Calvin persistently evangelized the children of Geneva through catechism classes and the Geneva Academy.  Moreover, he trained preachers to appeal for men and women to follow Christ.  The visitation of the sick prescribed an evangelistic inquiry.  Even a cursory examination of Calvin’s sermons reveals an unquenchable zeal for men and women to be converted to Christ.

But what about missions?  In the Registry of the Venerable Company of Pastors, it is recorded that eighty-eight missionaries had been sent out from Geneva.  In actuality, there were probably more than one hundred.…The blessing of God upon the missionary endeavors of Calvin and the Geneva churches from 1555 to 1562 was extraordinary — more than one hundred underground churches were planted in France by 1560.  By 1562, the number had increased to 2,150, producing more than three million members.…

Calvin did not evangelize and plant churches in France alone.  Geneva-trained missionaries planted churches in Italy, the Netherlands, Hungary, Poland, Germany, England, Scotland, and the independent states of the Rhineland.  Even more astonishing was an initiative that sent missionaries to Brazil.  Calvin’s commitment to evangelism and missions was not theoretical, but as in every other area of his life and ministry, a matter of zealous action and passionate commitment.

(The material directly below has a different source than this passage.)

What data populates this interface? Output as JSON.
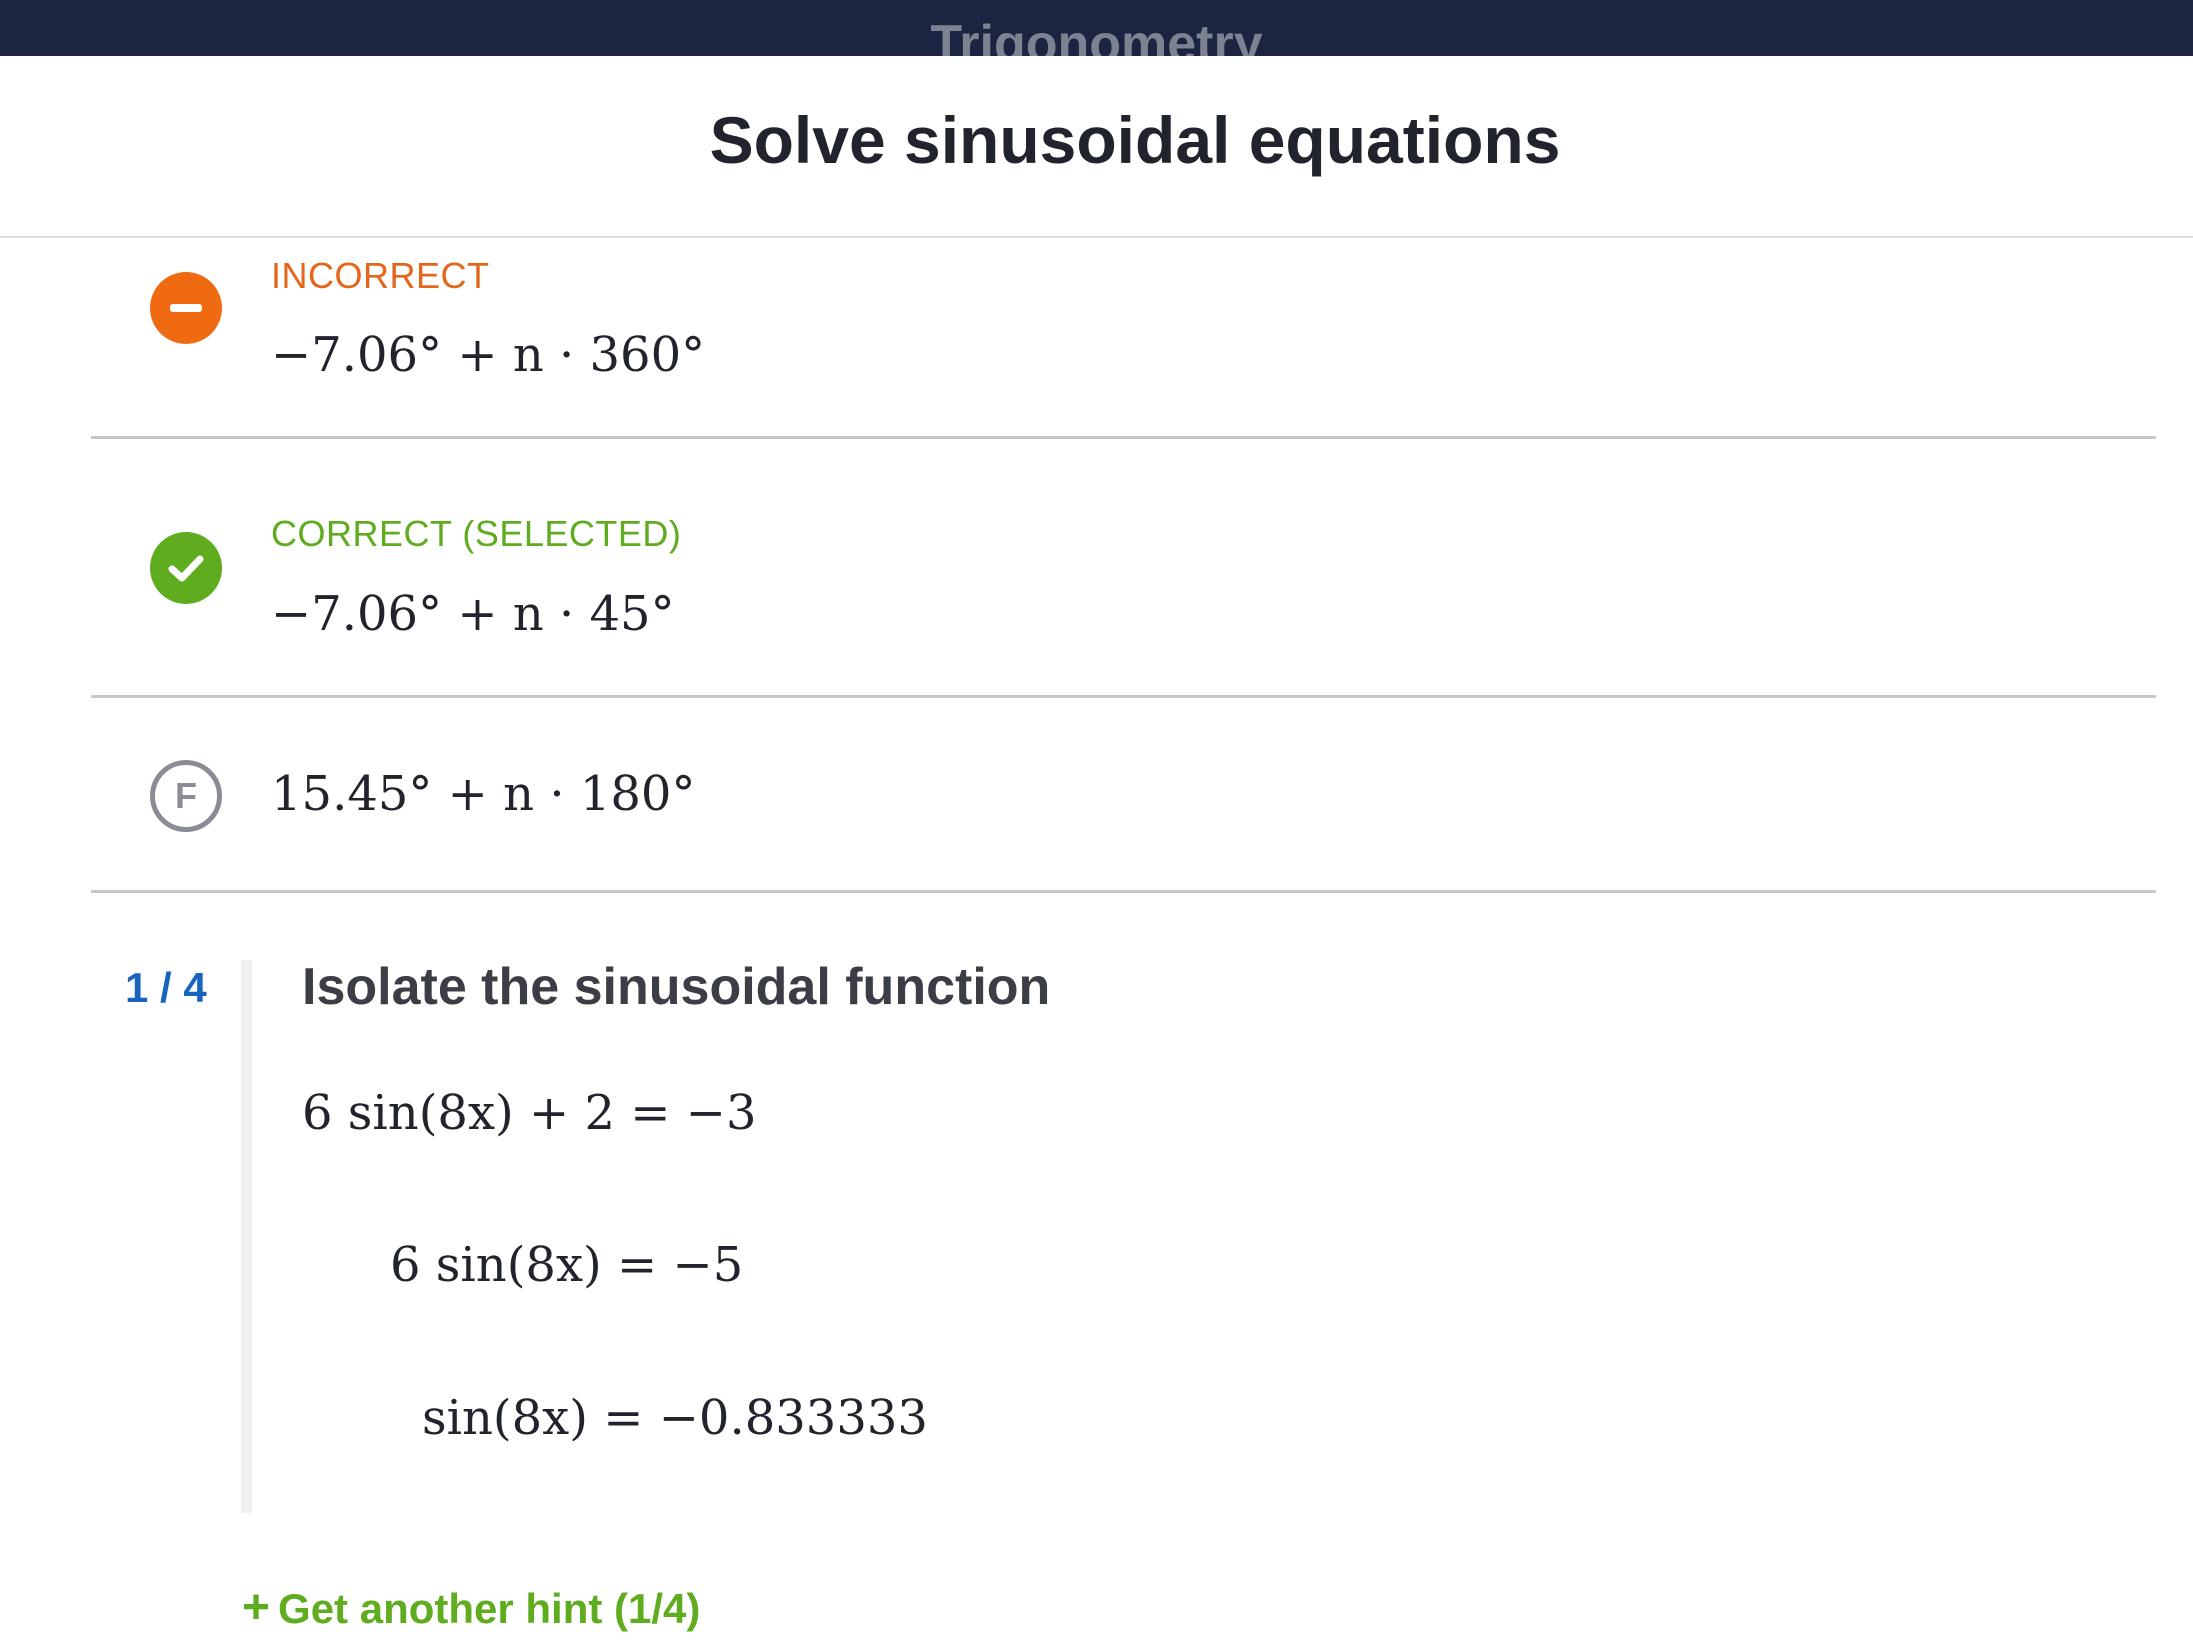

So Reeder is helpful in debunking some of the misapprehensions and misnomers about the impact of Calvin’s theology on ministry and missions, making this article particularly helpful.

The other article that was especially helpful for me personally was Michael Horton’s essay, “The Principle Article of Salvation.”  Horton illustrates what Calvin centrally believed about justification, how believers are united to Christ, and what the implication of that justification and union is on sanctification.

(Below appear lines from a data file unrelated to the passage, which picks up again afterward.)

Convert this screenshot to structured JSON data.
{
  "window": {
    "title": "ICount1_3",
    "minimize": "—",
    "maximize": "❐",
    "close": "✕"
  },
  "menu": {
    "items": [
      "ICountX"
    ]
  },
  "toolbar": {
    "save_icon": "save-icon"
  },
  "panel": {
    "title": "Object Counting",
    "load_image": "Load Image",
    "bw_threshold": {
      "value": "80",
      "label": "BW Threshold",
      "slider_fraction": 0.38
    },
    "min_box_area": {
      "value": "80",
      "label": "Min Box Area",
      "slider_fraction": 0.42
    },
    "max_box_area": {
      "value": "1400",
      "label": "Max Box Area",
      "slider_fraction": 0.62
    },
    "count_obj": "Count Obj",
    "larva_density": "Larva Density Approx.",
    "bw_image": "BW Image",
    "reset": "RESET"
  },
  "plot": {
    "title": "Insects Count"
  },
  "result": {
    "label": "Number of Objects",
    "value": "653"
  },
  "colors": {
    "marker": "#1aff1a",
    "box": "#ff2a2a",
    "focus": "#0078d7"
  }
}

As I told a couple people after reading that article, I felt that I had misunderstood sanctification for much of my life.  Quoting from The Institutes, Horton draws attention to this statement:

…sons, who are more generously and candidly treated by their fathers, do not hesitate to offer them incomplete and half-done and even defective works, trusting that their obedience and readiness will be approved by our most merciful Father, however small, rude, and imperfect these may be.

Horton then draws this conclusion:  “Once works are no longer presented to God for justification, they can be accepted despite their imperfections by a merciful Father for the sake of Christ.”

And later he adds that because we have in heaven not a Judge, but a gracious Father, we are freed “for the first time to obey God and serve our neighbor without fear of punishment for our shortcomings.…Although they play no role in God’s acceptance of us, even believers’ imperfect works are welcomed by the Father because their corruption ‘is buried in Christ’s purity and is not charged to our account.'”

So a believer’s works are “justified” in the sense that they are accepted entirely by God because of our union to Christ and His perfect righteousness being attributed and reckoned to us, yet they do not contribute to our justification.  The latter part of the previous sentence is widely acknowledged by evangelicals — our works do not merit our salvation.  Yet that the favor of God on all our works — even incomplete and imperfect works — is uncommonly known to believers (and misunderstood about Calvinism).

Because of the cross-work of Christ, we are justified, and because of the cross-work of Christ, we (and all our works) are entirely accepted by the Father.  This, of course, is not to produce in us apathy to works, but rest and contentment that failure will not produce judgment and disavowal, but rather the loving correction of the Father and the continued application of Christ’s righteousness to those failures.

Here is not only a chapter that I will continue to reference and re-read, but also an encouragement to continue reading The Institutes myself so I might read the entire context of Calvin’s words.

So purchase this book for these two chapters — it’s worth it — and then read the rest of the book as well and reap the extra blessing of added insights into Calvin and Calvinism.